Baixando das nuvens da imparcialidade absoluta da toga, que só tem o único olho descoberto para ler os processos e peneirar as informações, os fatos, as evidências e alegações das partes pelo texto sagrado dos autos, a Justiça ouviu o surdo clamor popular, os ecos da indignação das ruas, o grito de revolta travado na goela e decidiu opor a barreira da decência para cercar os acordos tecidos nos porões do Congresso e nas esquinas do Executivo para garantir a impunidade das dezenas dos envolvidos no escândalo da corrupção.
A safra de cada dia é estimulante. Cutucada pela vara dos magistrados e advertida pela ainda tímida e enrustida repulsa da população, as reservas morais do Congresso reagiram à negligência dos presidentes da Câmara e do Senado e estão virando a mesa. Na brisa das boas novas, o Tribunal Regional Eleitoral do Rio (TRE-RJ) vetou, por significativos cinco votos a um, as candidaturas à reeleição dos deputados federais Fernando Gonçalves (PTB), Reinaldo Gripp (PL), Paulo Baltazar (PSB) e Elaine Costa (PTB) desconhecidos fora do círculo doméstico e da corriola dos cupinchas acusados de envolvimento com a máfia dos sanguessugas.
O TRE baseou-se nas investigações da CPI dos Sanguessugas, consideradas suficientes, para apartar da briga pela manutenção de um melhores empregos do mundo os que não se contentaram com as mordomias, vantagens, benefícios, passagens aéreas e a indecorosa verba indenizatória e embolsaram propinas de 10% a 15% com a compra de ambulâncias e ônibus escolares superfaturados na trama de cartas marcadas da destinação de verbas orçamentárias para prefeituras da confraria.
O colegiado do TRE-RJ indeferiu, pela unanimidade de seis votos a zero, o registro da candidatura do ex-deputado Eurico Miranda (PP-RJ), de expressivo prontuário, com processos criminais correndo na Justiça, federal e estadual, que escalam do furto ao crime de sonegação fiscal.
Não é só.

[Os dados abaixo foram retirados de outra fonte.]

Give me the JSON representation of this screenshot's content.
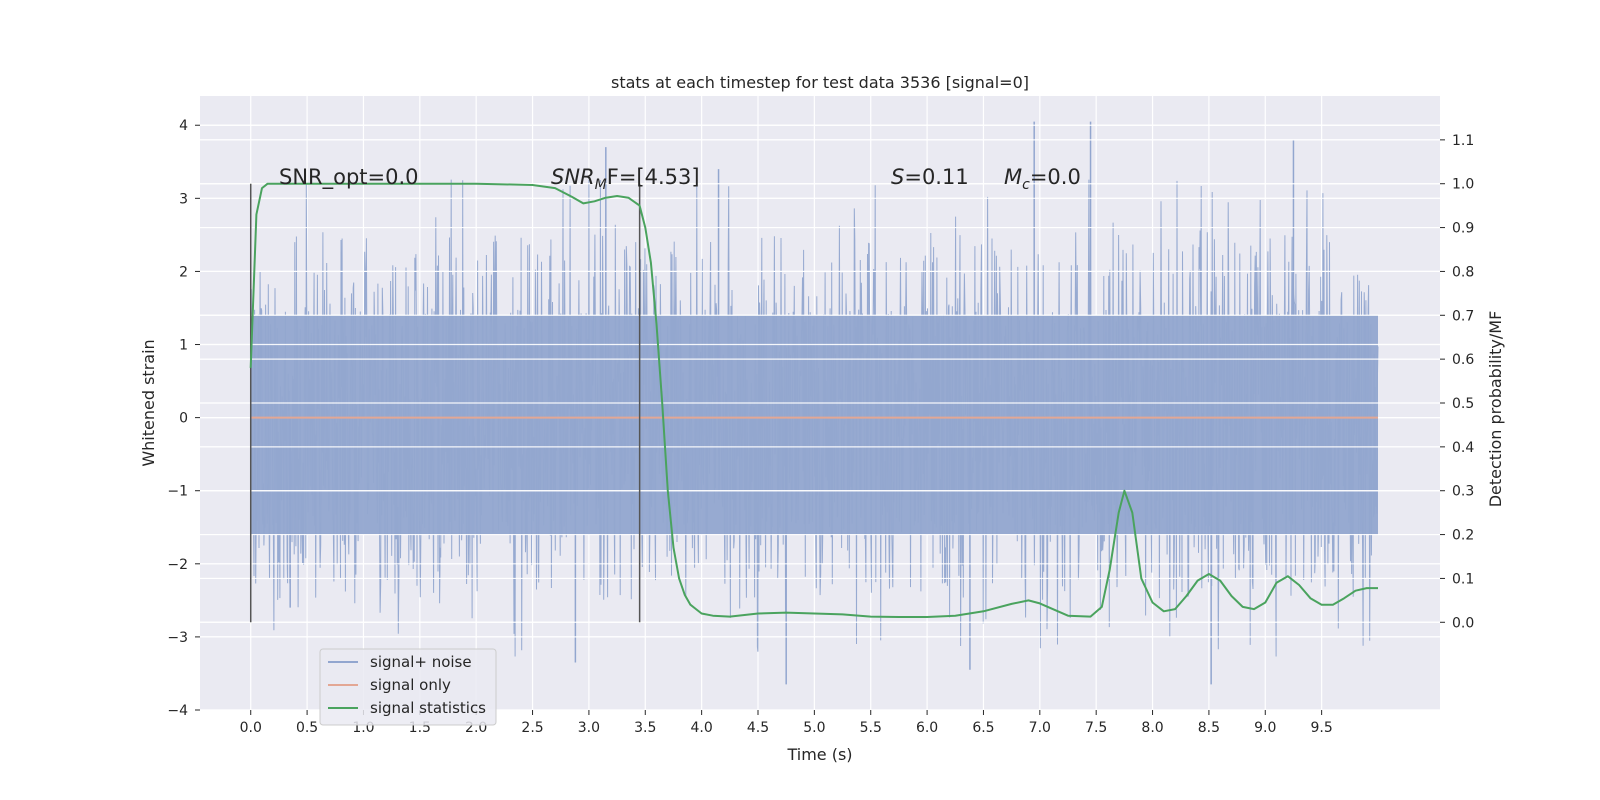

A lista passa pelo Tribunal Regional Eleitoral de São Paulo e acende as luzes do alarme: dos 2.742 registros de candidaturas às próximas eleições, 332 foram indeferidas e, entre as 12,11% das descartadas, luzem os impolutos petistas João Paulo Cunha, ex-presidente da Câmara, e a deputada Ângela Guadagnin, de súbita fama com os inesquecíveis requebros, em plenário, no show do deboche pela absolvição do companheiro petista, deputado João Magno, acusado de receber R$ 420 mil do valerioduto. Todos agraciados com o perdão do novo PT agastado com a ética e incluídos no rol dos candidatos da legenda.

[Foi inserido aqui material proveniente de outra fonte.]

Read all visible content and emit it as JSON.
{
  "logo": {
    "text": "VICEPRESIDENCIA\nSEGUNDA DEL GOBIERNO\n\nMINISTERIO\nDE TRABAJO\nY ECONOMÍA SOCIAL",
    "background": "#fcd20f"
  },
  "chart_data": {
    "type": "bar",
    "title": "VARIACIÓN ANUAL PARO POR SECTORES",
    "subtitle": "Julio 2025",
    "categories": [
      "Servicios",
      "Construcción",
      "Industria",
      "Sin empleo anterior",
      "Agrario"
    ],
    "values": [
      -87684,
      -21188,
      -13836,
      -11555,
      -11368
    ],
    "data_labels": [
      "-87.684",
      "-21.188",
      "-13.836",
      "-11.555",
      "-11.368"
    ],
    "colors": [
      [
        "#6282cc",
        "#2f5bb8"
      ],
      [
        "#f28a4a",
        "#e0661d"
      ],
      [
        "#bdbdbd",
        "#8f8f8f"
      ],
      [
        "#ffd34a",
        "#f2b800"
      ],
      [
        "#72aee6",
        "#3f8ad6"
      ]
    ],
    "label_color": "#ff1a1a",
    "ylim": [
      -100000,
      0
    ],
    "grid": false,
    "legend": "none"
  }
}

Os bons exemplos frutificam. No Conselho de Ética do Senado, o motim dos senadores contra a generosidade do presidente, senador Renan Calheiros (PMDB-AL), que apelou para um recurso engenhoso para o benefício do adiamento do início do processo de cassação dos senadores Ney Suassuna (PMDB-PB) e Magno Malta (PL-ES), ambos no bolo dos acusados de participar do rateio de propinas da gangue dos sanguessugas, impôs a devolução das denúncias à Mesa do Senado. O ladino presidente Renan prometeu ouvir os sete membros da Mesa em 24 horas.
Com tais sinais no azul do horizonte, o candidato oposicionista, Geraldo Alckmin, subiu algumas notas no tom do discurso anódino e impostou a voz na crítica ao adversário Lula, líder nas pesquisas. Qualificou de "desastre ético" o governo, e foi além: "A corrupção não é um fato isolado, mensalão é uma coisa que atenta contra a democracia porque é um poder comprando o outro".
Não é muito, mas já é alguma coisa. A reação que sacode a inércia cúmplice da maioria da Câmara espalhada pelo baixo claro, que contamina o Senado e que se dilui nas desculpas do governo, aposta as últimas fichas de esperança no Judiciário.
A responsabilidade pelo futuro da democracia restaurada em 15 de janeiro de 1985, com a eleição do presidente Tancredo Neves, que não chegou a tomar posse, está nas mãos do Supremo Tribunal Federal. Está em boas mãos.
De ditadura estamos fartos. Antes que a explosão popular chegue aos quartéis, o voto e a toga têm deveres a cumprir.
E é para já. Não merecemos outro 1.° de abril.
Villas-Bôas Corrêa é analista político.